The ITTF brought back its "My Gender. My Strength." programme this month, with the European Table Tennis Union publicising the return on March 16. Described as a multi-stage development pathway designed to identify, develop and fast-track female coaches, the programme's 2026 relaunch signals a renewed push to move more women into coaching roles across the global table tennis structure.
The programme has real history behind it. In 2021, the ITTF delivered three separate "My Gender My Strength" projects with an explicit focus on increasing female participation across players, coaches and administration. The Brazilian leg of that effort stood out: Petra Sörling, then President-elect and the first woman to hold that position in ITTF history, virtually participated to inaugurate the Brazilian Project My Gender, My Strength Course. That course brought together more than 100 women and was, in the ITTF's own assessment, "an absolute success."
Sörling's presence at the Brazilian inauguration, even via video, carried weight beyond ceremony. She was at that point already identified as a landmark figure within the federation's governance, and her connection to a programme explicitly designed to elevate women into leadership and coaching roles was pointed.
The 2021 slate also demonstrated how far the ITTF's development arm was willing to reach. Two para projects ran concurrently in Vanuatu and the Solomon Islands, engaging over 120 people with disabilities combined. The Vanuatu project alone delivered 69 sessions, reached three outer islands for the first time, and counted over 500 total participants, 69 of whom were people with disabilities. A Dream Building project launched in Tonga during the same period.

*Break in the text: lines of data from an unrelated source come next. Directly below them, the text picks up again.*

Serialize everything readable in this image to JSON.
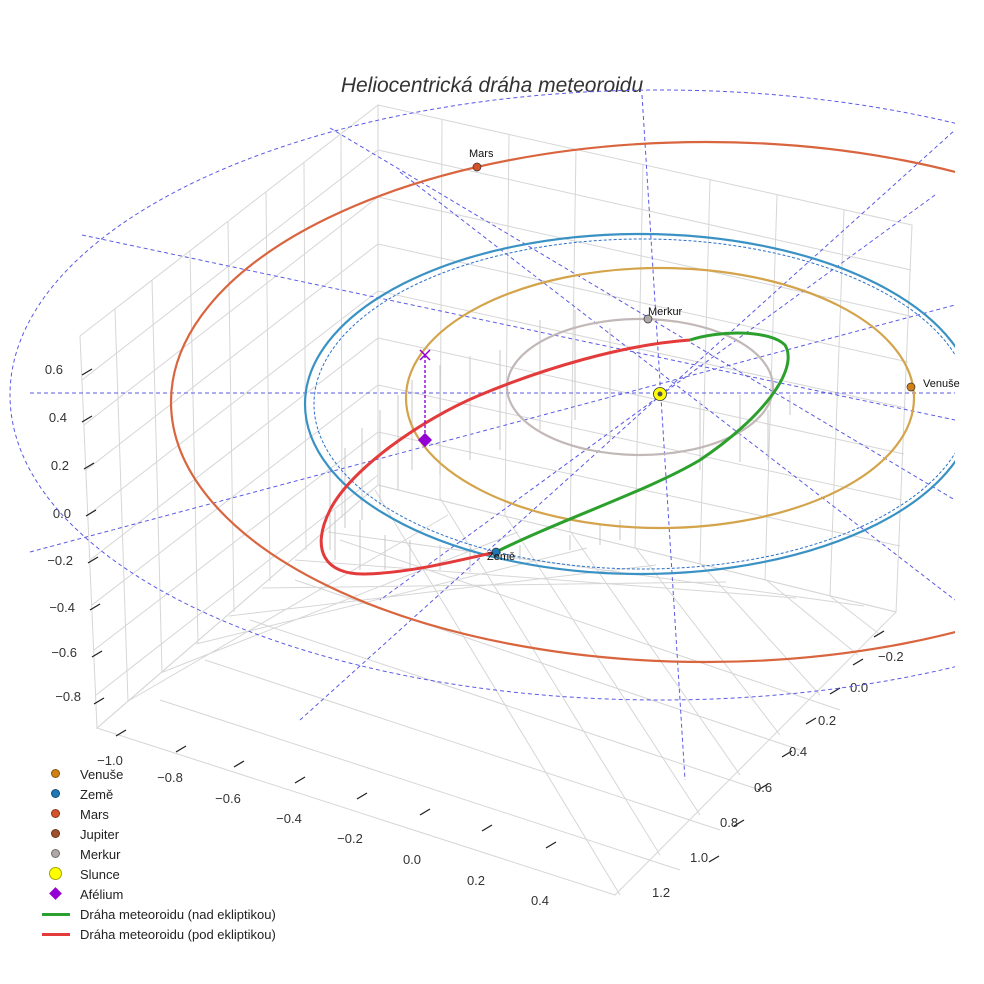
{
  "chart_data": {
    "type": "scatter3d",
    "title": "Heliocentrická dráha meteoroidu",
    "x_ticks": [
      "−1.0",
      "−0.8",
      "−0.6",
      "−0.4",
      "−0.2",
      "0.0",
      "0.2",
      "0.4"
    ],
    "y_ticks": [
      "−0.2",
      "0.0",
      "0.2",
      "0.4",
      "0.6",
      "0.8",
      "1.0",
      "1.2"
    ],
    "z_ticks": [
      "0.6",
      "0.4",
      "0.2",
      "0.0",
      "−0.2",
      "−0.4",
      "−0.6",
      "−0.8"
    ],
    "planets": [
      {
        "name": "Venuše",
        "color": "#d08015",
        "orbit_color": "#d4a44c",
        "semi_major_au": 0.72
      },
      {
        "name": "Země",
        "color": "#1f77b4",
        "orbit_color": "#3a92c4",
        "semi_major_au": 1.0
      },
      {
        "name": "Mars",
        "color": "#d4542a",
        "orbit_color": "#d9653f",
        "semi_major_au": 1.52
      },
      {
        "name": "Merkur",
        "color": "#b0a8a8",
        "orbit_color": "#c2b8b8",
        "semi_major_au": 0.39
      }
    ],
    "sun": {
      "name": "Slunce",
      "color": "#ffff00"
    },
    "aphelion": {
      "name": "Afélium",
      "color": "#9400d3"
    },
    "meteoroid_orbit": {
      "above_ecliptic": {
        "name": "Dráha meteoroidu (nad ekliptikou)",
        "color": "#2ca02c"
      },
      "below_ecliptic": {
        "name": "Dráha meteoroidu (pod ekliptikou)",
        "color": "#e33b3b"
      }
    },
    "reference_lines_color": "#5a5ae6"
  },
  "labels": {
    "mars": "Mars",
    "merkur": "Merkur",
    "venuse": "Venuše",
    "zeme": "Země"
  },
  "legend": {
    "items": [
      {
        "label": "Venuše",
        "color": "#d08015",
        "kind": "dot"
      },
      {
        "label": "Země",
        "color": "#1f77b4",
        "kind": "dot"
      },
      {
        "label": "Mars",
        "color": "#d4542a",
        "kind": "dot"
      },
      {
        "label": "Jupiter",
        "color": "#a0522d",
        "kind": "dot"
      },
      {
        "label": "Merkur",
        "color": "#b0a8a8",
        "kind": "dot"
      },
      {
        "label": "Slunce",
        "color": "#ffff00",
        "kind": "bigdot"
      },
      {
        "label": "Afélium",
        "color": "#9400d3",
        "kind": "diamond"
      },
      {
        "label": "Dráha meteoroidu (nad ekliptikou)",
        "color": "#2ca02c",
        "kind": "line"
      },
      {
        "label": "Dráha meteoroidu (pod ekliptikou)",
        "color": "#e33b3b",
        "kind": "line"
      }
    ]
  }
}
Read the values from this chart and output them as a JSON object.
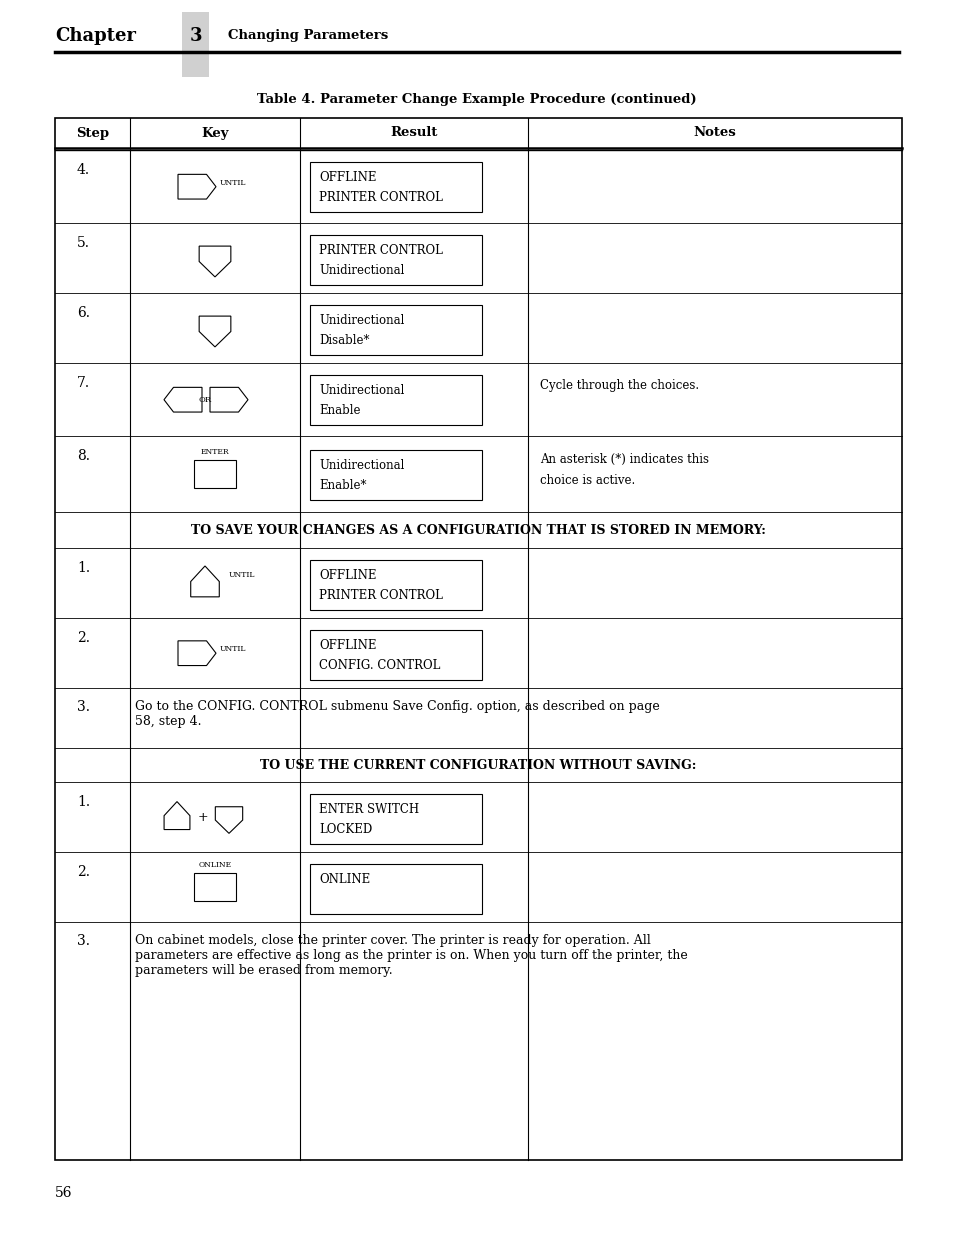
{
  "page_width": 9.54,
  "page_height": 12.35,
  "bg_color": "#ffffff",
  "chapter_text": "Chapter",
  "chapter_num": "3",
  "chapter_sub": "Changing Parameters",
  "table_title": "Table 4. Parameter Change Example Procedure (continued)",
  "col_headers": [
    "Step",
    "Key",
    "Result",
    "Notes"
  ],
  "page_number": "56",
  "save_header": "TO SAVE YOUR CHANGES AS A CONFIGURATION THAT IS STORED IN MEMORY:",
  "use_header": "TO USE THE CURRENT CONFIGURATION WITHOUT SAVING:"
}
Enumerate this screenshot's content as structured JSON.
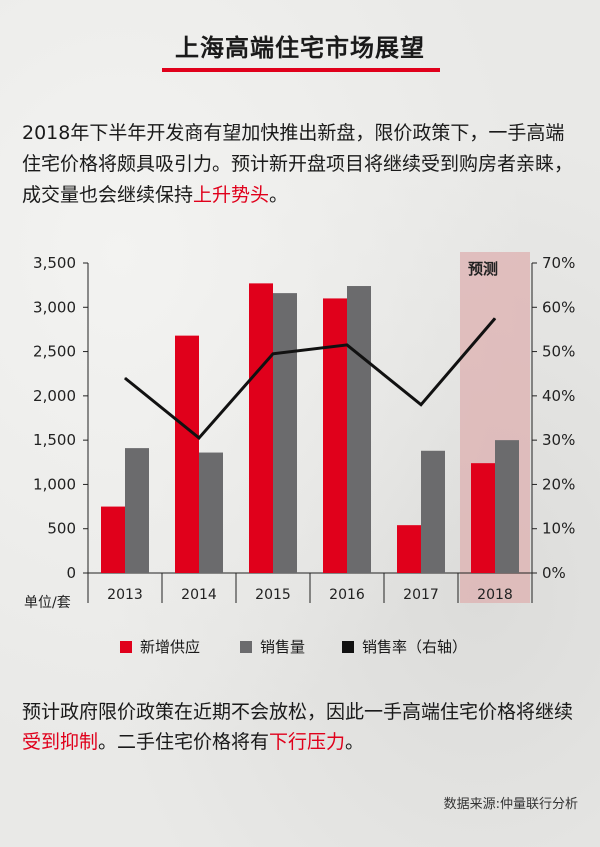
{
  "title": "上海高端住宅市场展望",
  "intro": {
    "text": "2018年下半年开发商有望加快推出新盘，限价政策下，一手高端住宅价格将颇具吸引力。预计新开盘项目将继续受到购房者亲睐，成交量也会继续保持",
    "highlight": "上升势头",
    "suffix": "。"
  },
  "conclusion": {
    "part1": "预计政府限价政策在近期不会放松，因此一手高端住宅价格将继续",
    "highlight1": "受到抑制",
    "part2": "。二手住宅价格将有",
    "highlight2": "下行压力",
    "part3": "。"
  },
  "source": "数据来源:仲量联行分析",
  "colors": {
    "supply": "#e0001b",
    "sales": "#6b6b6d",
    "rate": "#111111",
    "forecast_band": "#ddb0b0",
    "accent": "#e0001b"
  },
  "chart_data": {
    "type": "bar",
    "categories": [
      "2013",
      "2014",
      "2015",
      "2016",
      "2017",
      "2018"
    ],
    "series": [
      {
        "name": "新增供应",
        "type": "bar",
        "axis": "left",
        "values": [
          750,
          2680,
          3270,
          3100,
          540,
          1240
        ]
      },
      {
        "name": "销售量",
        "type": "bar",
        "axis": "left",
        "values": [
          1410,
          1360,
          3160,
          3240,
          1380,
          1500
        ]
      },
      {
        "name": "销售率（右轴）",
        "type": "line",
        "axis": "right",
        "values": [
          44,
          30.5,
          49.5,
          51.5,
          38,
          57.5
        ]
      }
    ],
    "y_left": {
      "min": 0,
      "max": 3500,
      "ticks": [
        "0",
        "500",
        "1,000",
        "1,500",
        "2,000",
        "2,500",
        "3,000",
        "3,500"
      ]
    },
    "y_right": {
      "min": 0,
      "max": 70,
      "ticks": [
        "0%",
        "10%",
        "20%",
        "30%",
        "40%",
        "50%",
        "60%",
        "70%"
      ]
    },
    "unit_label": "单位/套",
    "forecast": {
      "label": "预测",
      "category": "2018"
    },
    "legend_position": "bottom",
    "grid": false
  }
}
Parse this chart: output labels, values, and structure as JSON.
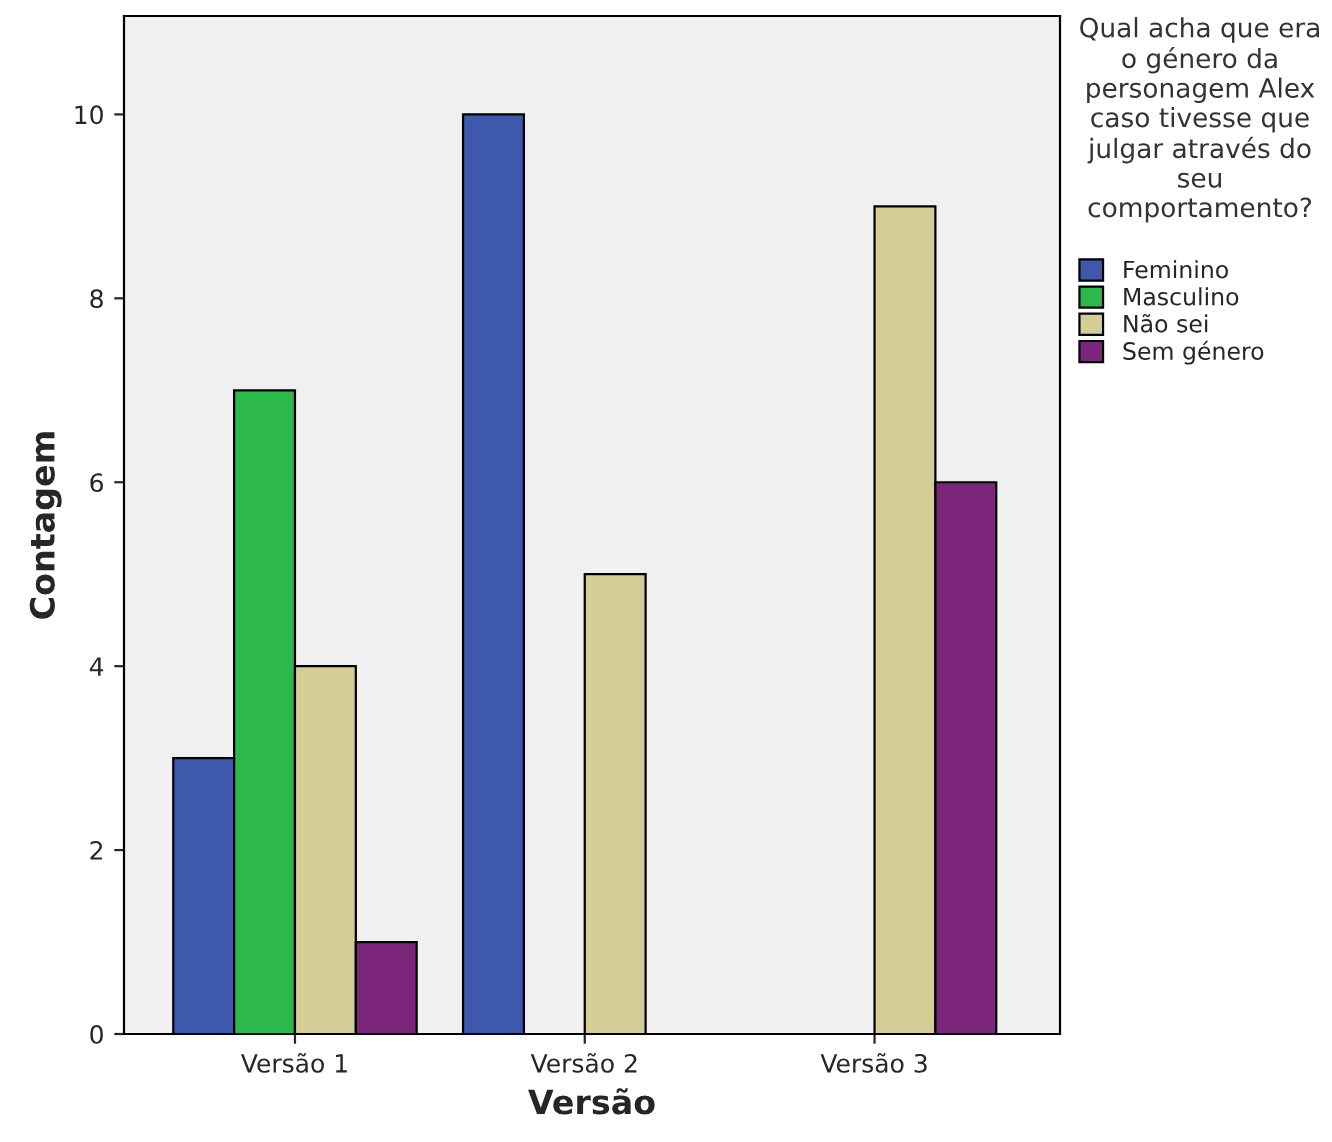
{
  "chart_data": {
    "type": "bar",
    "xlabel": "Versão",
    "ylabel": "Contagem",
    "legend_title": "Qual acha que era o género da personagem Alex caso tivesse que julgar através do seu comportamento?",
    "categories": [
      "Versão 1",
      "Versão 2",
      "Versão 3"
    ],
    "series": [
      {
        "name": "Feminino",
        "color": "#3e58ac",
        "values": [
          3,
          10,
          null
        ]
      },
      {
        "name": "Masculino",
        "color": "#2db84c",
        "values": [
          7,
          null,
          null
        ]
      },
      {
        "name": "Não sei",
        "color": "#d4ce96",
        "values": [
          4,
          5,
          9
        ]
      },
      {
        "name": "Sem género",
        "color": "#7c267b",
        "values": [
          1,
          null,
          6
        ]
      }
    ],
    "ylim": [
      0,
      11.07
    ],
    "yticks": [
      0,
      2,
      4,
      6,
      8,
      10
    ],
    "grid": false,
    "legend": "right"
  }
}
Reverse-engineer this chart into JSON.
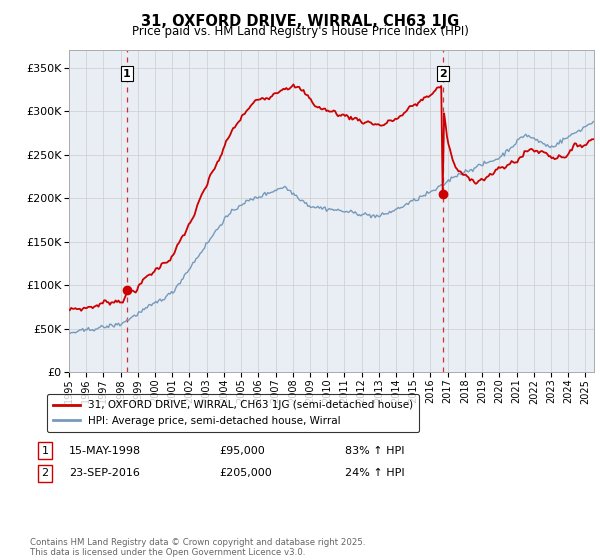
{
  "title": "31, OXFORD DRIVE, WIRRAL, CH63 1JG",
  "subtitle": "Price paid vs. HM Land Registry's House Price Index (HPI)",
  "ylim": [
    0,
    370000
  ],
  "yticks": [
    0,
    50000,
    100000,
    150000,
    200000,
    250000,
    300000,
    350000
  ],
  "sale1_x": 1998.37,
  "sale1_price": 95000,
  "sale2_x": 2016.71,
  "sale2_price": 205000,
  "line_color_property": "#cc0000",
  "line_color_hpi": "#7799bb",
  "vline_color": "#cc0000",
  "grid_color": "#cccccc",
  "background_color": "#ffffff",
  "chart_bg_color": "#e8eef4",
  "legend_label_property": "31, OXFORD DRIVE, WIRRAL, CH63 1JG (semi-detached house)",
  "legend_label_hpi": "HPI: Average price, semi-detached house, Wirral",
  "footnote": "Contains HM Land Registry data © Crown copyright and database right 2025.\nThis data is licensed under the Open Government Licence v3.0.",
  "x_start_year": 1995,
  "x_end_year": 2025
}
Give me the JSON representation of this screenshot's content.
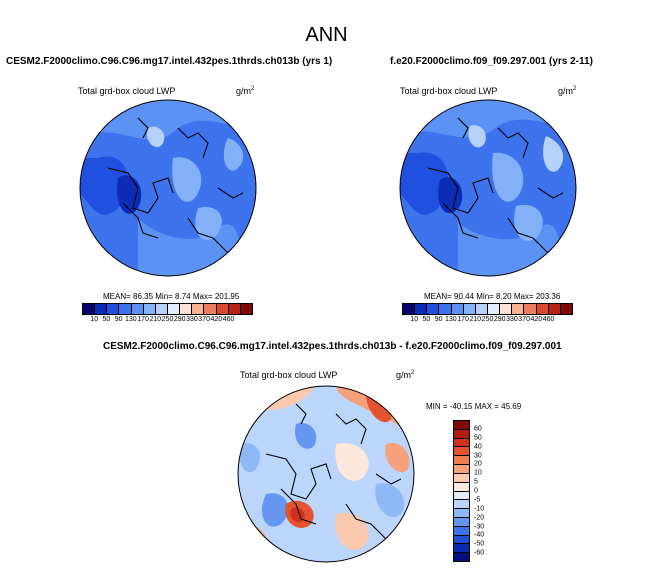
{
  "title": "ANN",
  "panels": {
    "left": {
      "case": "CESM2.F2000climo.C96.C96.mg17.intel.432pes.1thrds.ch013b (yrs 1)",
      "variable": "Total grd-box cloud LWP",
      "units": "g/m",
      "units_exp": "2",
      "stats": "MEAN= 86.35  Min= 8.74  Max= 201.95"
    },
    "right": {
      "case": "f.e20.F2000climo.f09_f09.297.001 (yrs 2-11)",
      "variable": "Total grd-box cloud LWP",
      "units": "g/m",
      "units_exp": "2",
      "stats": "MEAN= 90.44  Min= 8.20  Max= 203.36"
    },
    "diff": {
      "case": "CESM2.F2000climo.C96.C96.mg17.intel.432pes.1thrds.ch013b - f.e20.F2000climo.f09_f09.297.001",
      "variable": "Total grd-box cloud LWP",
      "units": "g/m",
      "units_exp": "2",
      "stats": "MIN = -40.15 MAX = 45.69"
    }
  },
  "colorbar_abs": {
    "ticks": [
      "10",
      "50",
      "90",
      "130",
      "170",
      "210",
      "250",
      "290",
      "330",
      "370",
      "420",
      "460"
    ],
    "colors": [
      "#08006e",
      "#0a2cb6",
      "#1f50e0",
      "#3e73ee",
      "#5c92f3",
      "#83b1f7",
      "#b6d2fb",
      "#e4eefd",
      "#fde3d6",
      "#f9b39a",
      "#ee7b5a",
      "#d84a2a",
      "#b8211a",
      "#7e0b08"
    ]
  },
  "colorbar_diff": {
    "ticks": [
      "60",
      "50",
      "40",
      "30",
      "20",
      "10",
      "5",
      "0",
      "-5",
      "-10",
      "-20",
      "-30",
      "-40",
      "-50",
      "-60"
    ],
    "colors": [
      "#7e0b08",
      "#b01d12",
      "#d0331d",
      "#e4532f",
      "#ef7a4e",
      "#f6a17b",
      "#fbc9ae",
      "#fde8dd",
      "#e3eefd",
      "#bcd6fb",
      "#8fb8f6",
      "#6597f1",
      "#3c72ea",
      "#1f4ed8",
      "#0a2ab0",
      "#060f80"
    ]
  }
}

None of that 2021 activity came easily. Through the first quarter of that year, every development activity went online. Five seminars led by Amir Zulic, Jörg Bitzigeio, Peter Engel, Asko Rasinen and Nevena Kostova collectively drew 853 participants before a single in-person session was possible. Face-to-face work only resumed in May, triggering a packed schedule: Eurotalents Pre-Selection Camps in Montenegro (May 26 to June 2) and Hungary (August 9 to 16), a final selection camp in Slovenia (October 10 to 17), under-13 camps in Luxembourg (August 29 to September 5) and Romania (December 12 to 19), and under-17 camps in Sweden (September 29 to October 6) and the Czech Republic (October 22 to 29).
The 2026 relaunch picks up that thread. Full programme specifics, including the number of stages, selection criteria, target regions and participant goals, had not been released in full as of the ETTU's March 16 announcement, but the framing is unambiguous: the ITTF wants more women holding clipboards and calling timeouts, not just competing at the table.